When you hear the term Real Estate Investment Trust, or REIT for short, you probably think of investments in major sectors like apartments, office, and retail. But there’s a growing niche in the public REIT market – specialty REITs.
Specialty REITs offer something for everyone. They dabble in just about everything, including student housing, casinos, prisons, senior housing, cannabis facilities, and cell phone towers, to name a few. They focus on filling voids in the market, and investors have noticed. These REITs have found an increasingly receptive audience as of late due to their unique core competencies that provide a competitive advantage.1 And since specialty REITs are typically early in the real estate cycle, they have the potential to further diversify real estate portfolios and mitigate risk as other sectors enter the latter stages.
And while many of these REITs have seen double-digit growth in 2018 compared to the broader REIT market, there are several key specialty sectors to keep an eye on.1
Student housing REITs are at the top of the class
In recent years, student housing has graduated into a sought-after real estate sector. Today’s student housing isn’t what it used to be. It’s a far cry from the cinder block walls and artificial light you may remember. Now, student housing is comprised of modern apartments in off-campus buildings that are equipped with lifestyle amenities like fitness centers, roof deck pools, and lightning-fast WiFi.
And just as student housing itself has evolved, so has its popularity as a viable investment option. Demand for student housing continues to rise thanks to urban colleges that offer students an attractive mix of culture and convenience, and large public universities that offer value and a “true college experience.” As a result, demand is outweighing current supply, creating a unique investment opportunity.2
In fact, student housing has even been referred to as “recession-proof” due to its ability to withstand financial crisis and its lack of volatility. That’s because people often go back to school during economic downturns, leading to a surge in new enrollment and demand for student housing. Subsequently, over the last 14 years, student housing’s average return was 2.8 percent, which was relatively close to the multifamily average return of 3.7 percent, another supposed “recession-proof” sector.2
There’s also future enrollment to consider. More Millennials are going to college than any other generation, and as a result, enrollment in higher education is expected to increase 14 percent, up to 23 million by 2024, further fueling student housing demand.2
A new lifestyle for a growing senior population
Just as the Millennial generation is driving demand for student housing, the Baby Boomer generation is aging and increasing the need for senior housing.
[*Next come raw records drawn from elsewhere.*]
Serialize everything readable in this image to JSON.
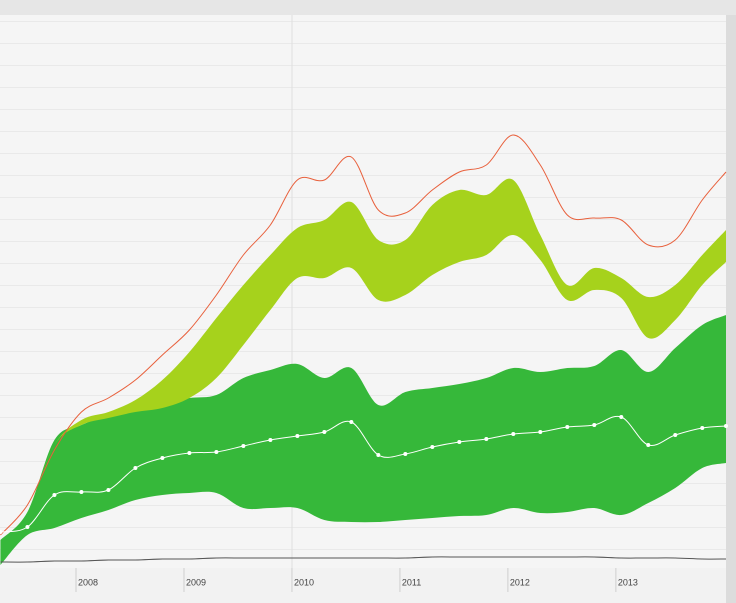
{
  "chart_data": {
    "type": "area",
    "x": [
      2007.3,
      2007.55,
      2007.8,
      2008.05,
      2008.3,
      2008.55,
      2008.8,
      2009.05,
      2009.3,
      2009.55,
      2009.8,
      2010.05,
      2010.3,
      2010.55,
      2010.8,
      2011.05,
      2011.3,
      2011.55,
      2011.8,
      2012.05,
      2012.3,
      2012.55,
      2012.8,
      2013.05,
      2013.3,
      2013.55,
      2013.8,
      2014.02
    ],
    "xlim": [
      2007.296,
      2014.02
    ],
    "xticks": [
      2008,
      2009,
      2010,
      2011,
      2012,
      2013
    ],
    "ylim": [
      0,
      553
    ],
    "bands": [
      {
        "color": "#36b83a",
        "high": [
          28,
          56,
          128,
          143,
          153,
          163,
          166,
          170,
          173,
          190,
          198,
          204,
          190,
          200,
          163,
          176,
          180,
          184,
          190,
          200,
          196,
          200,
          202,
          218,
          196,
          220,
          243,
          253
        ],
        "low": [
          3,
          33,
          40,
          50,
          58,
          68,
          73,
          75,
          75,
          60,
          60,
          60,
          48,
          46,
          46,
          48,
          50,
          52,
          53,
          60,
          55,
          56,
          60,
          53,
          65,
          80,
          100,
          105
        ]
      },
      {
        "color": "#a6d21c",
        "high": [
          28,
          58,
          123,
          148,
          156,
          168,
          188,
          216,
          250,
          283,
          313,
          340,
          348,
          366,
          328,
          328,
          363,
          378,
          373,
          388,
          333,
          283,
          300,
          290,
          271,
          283,
          313,
          338
        ],
        "low": [
          28,
          58,
          123,
          143,
          150,
          156,
          160,
          170,
          190,
          223,
          258,
          290,
          290,
          300,
          268,
          273,
          293,
          306,
          313,
          333,
          308,
          268,
          278,
          270,
          230,
          248,
          283,
          306
        ]
      }
    ],
    "series": [
      {
        "color": "#e8603c",
        "values": [
          33,
          63,
          118,
          156,
          170,
          188,
          213,
          238,
          273,
          313,
          343,
          388,
          388,
          411,
          358,
          355,
          378,
          396,
          403,
          433,
          403,
          353,
          350,
          348,
          323,
          328,
          368,
          396
        ]
      },
      {
        "color": "#ffffff",
        "markers": true,
        "values": [
          36,
          41,
          73,
          76,
          78,
          100,
          110,
          115,
          116,
          122,
          128,
          132,
          136,
          146,
          113,
          114,
          121,
          126,
          129,
          134,
          136,
          141,
          143,
          151,
          123,
          133,
          140,
          142
        ]
      },
      {
        "color": "#555555",
        "values": [
          6,
          6,
          7,
          7,
          8,
          8,
          9,
          9,
          10,
          10,
          10,
          10,
          10,
          10,
          10,
          10,
          11,
          11,
          11,
          11,
          11,
          11,
          11,
          10,
          10,
          10,
          9,
          9
        ]
      }
    ]
  }
}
Today’s senior housing ranges from senior-oriented facilities offering independent living options to those offering assisted care. And with 10,000 Baby Boomers turning 65 every day, the sector has seen
continued growth. For many, the move to senior housing has become a lifestyle choice rather than a move based on medical needs.
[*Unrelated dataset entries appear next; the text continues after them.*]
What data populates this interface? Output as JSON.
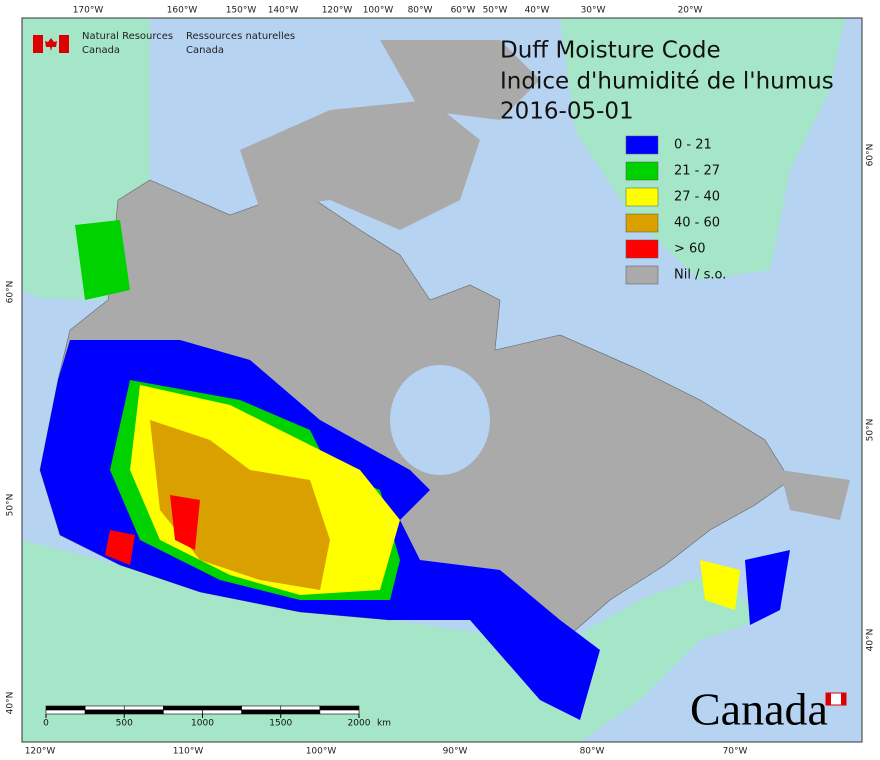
{
  "header": {
    "org_en": [
      "Natural Resources",
      "Canada"
    ],
    "org_fr": [
      "Ressources naturelles",
      "Canada"
    ]
  },
  "title": [
    "Duff Moisture Code",
    "Indice d'humidité de l'humus",
    "2016-05-01"
  ],
  "legend": [
    {
      "label": "0 - 21",
      "color": "#0000ff"
    },
    {
      "label": "21 - 27",
      "color": "#00d200"
    },
    {
      "label": "27 - 40",
      "color": "#ffff00"
    },
    {
      "label": "40 - 60",
      "color": "#d9a000"
    },
    {
      "label": "> 60",
      "color": "#ff0000"
    },
    {
      "label": "Nil / s.o.",
      "color": "#aaaaaa"
    }
  ],
  "graticule": {
    "top": [
      "170°W",
      "160°W",
      "150°W",
      "140°W",
      "120°W",
      "100°W",
      "80°W",
      "60°W",
      "50°W",
      "40°W",
      "30°W",
      "20°W"
    ],
    "bottom": [
      "120°W",
      "110°W",
      "100°W",
      "90°W",
      "80°W",
      "70°W"
    ],
    "left": [
      "60°N",
      "50°N",
      "40°N"
    ],
    "right": [
      "60°N",
      "50°N",
      "40°N"
    ]
  },
  "scale": {
    "ticks": [
      0,
      500,
      1000,
      1500,
      2000
    ],
    "unit": "km"
  },
  "wordmark": "Canada"
}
As a result, Boomers are moving into senior housing much earlier and more frequently than ever before. The sector’s penetration rate for the 80-plus age group has climbed 70 basis points over the last eight years to 11.7 percent, according to Green Street’s most recent figures, and is predicted to continue rising over time with increasingly strong population growth.3
As you can see, demographics and changes in preferences are helping to provide strong tailwinds to the senior living sector, boosting the long-term need for these properties and services.
Cannabis REITs blaze ahead
Going even further outside of the traditional REIT box, cannabis facility REITs present a unique opportunity for investors to capitalize on the legalization and expansion of the industry.
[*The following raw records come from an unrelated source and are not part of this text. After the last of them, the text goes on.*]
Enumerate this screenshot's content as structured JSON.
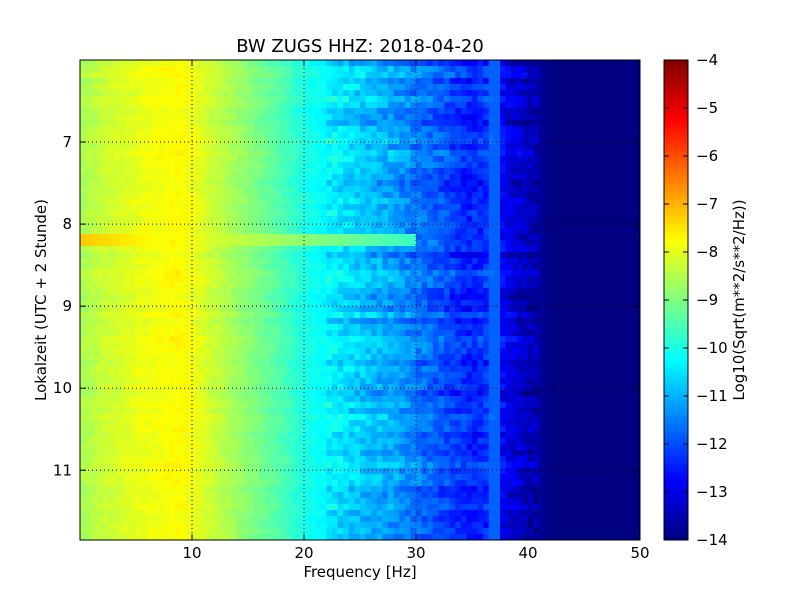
{
  "chart_data": {
    "type": "heatmap",
    "title": "BW ZUGS HHZ: 2018-04-20",
    "xlabel": "Frequency [Hz]",
    "ylabel": "Lokalzeit (UTC + 2 Stunde)",
    "colorbar_label": "Log10(Sqrt(m**2/s**2/Hz))",
    "colormap": "jet",
    "xlim": [
      0,
      50
    ],
    "ylim": [
      6.0,
      11.85
    ],
    "y_inverted": true,
    "x_ticks": [
      10,
      20,
      30,
      40,
      50
    ],
    "x_tick_labels": [
      "10",
      "20",
      "30",
      "40",
      "50"
    ],
    "y_ticks": [
      7,
      8,
      9,
      10,
      11
    ],
    "y_tick_labels": [
      "7",
      "8",
      "9",
      "10",
      "11"
    ],
    "clim": [
      -14,
      -4
    ],
    "colorbar_ticks": [
      -4,
      -5,
      -6,
      -7,
      -8,
      -9,
      -10,
      -11,
      -12,
      -13,
      -14
    ],
    "colorbar_tick_labels": [
      "−4",
      "−5",
      "−6",
      "−7",
      "−8",
      "−9",
      "−10",
      "−11",
      "−12",
      "−13",
      "−14"
    ],
    "grid": true,
    "grid_style": "dotted",
    "profile": {
      "frequency_hz": [
        0,
        2,
        5,
        8,
        9,
        10,
        12,
        15,
        18,
        20,
        22,
        25,
        28,
        30,
        33,
        35,
        37,
        38,
        40,
        41,
        42,
        50
      ],
      "level": [
        -8.6,
        -8.3,
        -8.0,
        -7.8,
        -7.75,
        -7.9,
        -8.3,
        -8.9,
        -9.5,
        -10.0,
        -10.3,
        -10.8,
        -11.2,
        -11.6,
        -12.1,
        -12.5,
        -12.2,
        -13.0,
        -13.4,
        -13.7,
        -14.0,
        -14.0
      ]
    },
    "features": [
      {
        "type": "horizontal-band",
        "time": 8.2,
        "freq_range": [
          0,
          30
        ],
        "peak_level": -7.2
      },
      {
        "type": "vertical-line",
        "frequency_hz": 37.0,
        "level": -11.8
      }
    ]
  }
}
In recent years, there’s been a clear shift in the way the public perceives cannabis. As of October 2017, a study by Gallup found that two out of three respondents supported the legalization of marijuana. By comparison, in 1995, support was a mere 25 percent. As a result of this shift, investors are noticing opportunities.4
So, how do cannabis REITs work? It’s not much different that your traditional office or industrial REITs. First, they acquire real estate and facilities in the U.S. that can be used for medical cannabis harvesting, and then they lease those facilities for long periods of time to cannabis operators. Due to federal illegality, cannabis operators typically struggle with access to capital and have difficulties borrowing money from banks and lenders. But the REIT’s structure allows a third-party to own the real estate, make improvements, and then lease it back to the operators with long-term agreements. As a result, it generates predictable cash flow and high growth within the industry.4
The legal cannabis industry has the potential to be very lucrative. Innovative Industrial Partners*, a cannabis REIT, recently calculated its average initial yield on invested capital for its properties to be 15.8 percent at the end of 2017, providing investors with a 3.2 percent yield.4
And as more states move towards the legalization of marijuana, more facilities may emerge, meaning more opportunities for this niche sector.
How can specialty REITs fit into a portfolio?
Specialty Public REITs are so diverse that they have the ability to offer something for everyone, so it’s no surprise that these lesser-known REITs have started to outgrow their “specialty” namesake in recent years.
These REITs have the ability to provide diversification and cash flow, but as with any investment, they come with risks. Specifically, specialty REITs may suffer from over-reliance on specific industries and demographics. And since they are an eclectic group, it requires some digging into the dynamics of the sub-sector to truly understand performance. However, there are funds available that utilize active fund managers that work to invest in these sub sectors at the right time, in an effort to benefit from current market conditions and trends.